Berdine Castillo

Personal information
- Full name: Berdine Pierre Castillo Lillo
- Nationality: Chile
- Born: 18 March 2000 (age 26) Port-au-Prince, Haiti
- Education: Andrés Bello National University

Sport
- Sport: Track & field
- Event: 800 metres

Medal record
Women's athletics
Representing Chile
Ibero-American Championships in Athletics
| Gold medal – first place | 2024 Cuiabá | 800 m |
| Bronze medal – third place | 2026 Lima | 800 m |
South American Games
| Bronze medal – third place | 2022 Asunción | 4 × 400 metres relay |
South American Championships
| Bronze medal – third place | 2023 São Paulo | 800 m |
| Bronze medal – third place | 2023 São Paulo | 4×400 m relay |
| Bronze medal – third place | 2025 Mar del Plata | 800 m |
Bolivarian Games
| Gold medal – first place | 2025 Ayacucho-Lima | 800 m |

= Berdine Castillo =

Haitian born Chilean athlete

Berdine Pierre Castillo Lillo (born 18 March 2000) is a Chilean athlete. She competes internationally at 800 metres. She won a gold meal in the 2023 South American Championships in Athletics.

==Life==
Castillo was born in Haiti at Port-au-Prince in 2000.

Her life changed in 2006, when she met her adoptive father Mario Castillo. He had come to Haiti the year before as part of a contingent from the Chilean Air Force to help with establishing peace on the island. He met her when she was living in a home. Mario sent photos of her to his wife and they decided to adopt her, after eight months, and take her to Chile. There, she went to a kindergarten, where she learned Spanish, and she found no racism.

Her presence in her new country was formally recognised when Chile's Supreme Court recognised Castillo as a Chilean citizen. It was the first time the court had done this for a Haitian. She says that she remembers only a few phrases of her first language and she has only small memories of her life before Chile. She just about remembers her birth mother, who had visited her when she in the Haitian home.

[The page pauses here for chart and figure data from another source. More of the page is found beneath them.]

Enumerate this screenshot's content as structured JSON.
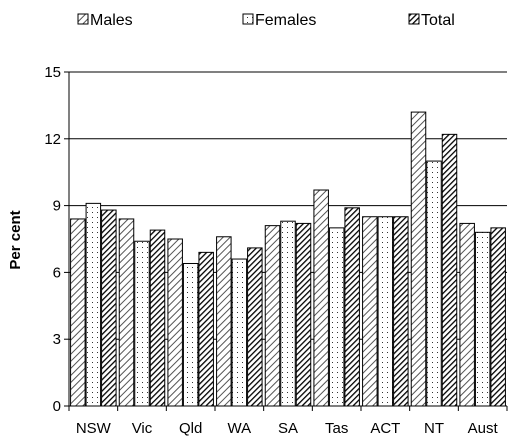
{
  "chart_data": {
    "type": "bar",
    "title": "",
    "xlabel": "",
    "ylabel": "Per cent",
    "ylim": [
      0,
      15
    ],
    "yticks": [
      0,
      3,
      6,
      9,
      12,
      15
    ],
    "grid": true,
    "legend_position": "top",
    "categories": [
      "NSW",
      "Vic",
      "Qld",
      "WA",
      "SA",
      "Tas",
      "ACT",
      "NT",
      "Aust"
    ],
    "series": [
      {
        "name": "Males",
        "values": [
          8.4,
          8.4,
          7.5,
          7.6,
          8.1,
          9.7,
          8.5,
          13.2,
          8.2
        ]
      },
      {
        "name": "Females",
        "values": [
          9.1,
          7.4,
          6.4,
          6.6,
          8.3,
          8.0,
          8.5,
          11.0,
          7.8
        ]
      },
      {
        "name": "Total",
        "values": [
          8.8,
          7.9,
          6.9,
          7.1,
          8.2,
          8.9,
          8.5,
          12.2,
          8.0
        ]
      }
    ]
  }
}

Castillo tried a number of sports including artistic gymnastics and swimming before she chose running as her choice. In her running she is supported by her father who comes to support her and he has been known to watch videos to give her sporting advice. Berdine went to the Andrés Bello National University where she learned about obstetrics.

In 2021 the South American Under-23 Athletics Championships was in Ecuador and Castillo became the South American champion at 800 meters. In July 2022 she was in Columbia at the Bolivarian Games.

In 2023 she was in San Paulo in Brazil at the 2023 South American Championships in Athletics. She won Chile's fourth Gold medal in the 800 metres beating nine others including Cristina de Almeida and Anita Poma.

In November 2023, she was complaining to the press about being under pressure not to compete. She mentioned Poulette Cardoch not being chosen despite having the third best time. She believed the decision was based on racism and pressure brought by the retired sprinter Ximena Restrepo.

In January 2024 she was at Cochabamba in Bolivia at the 2024 South American Indoor Championships in Athletics.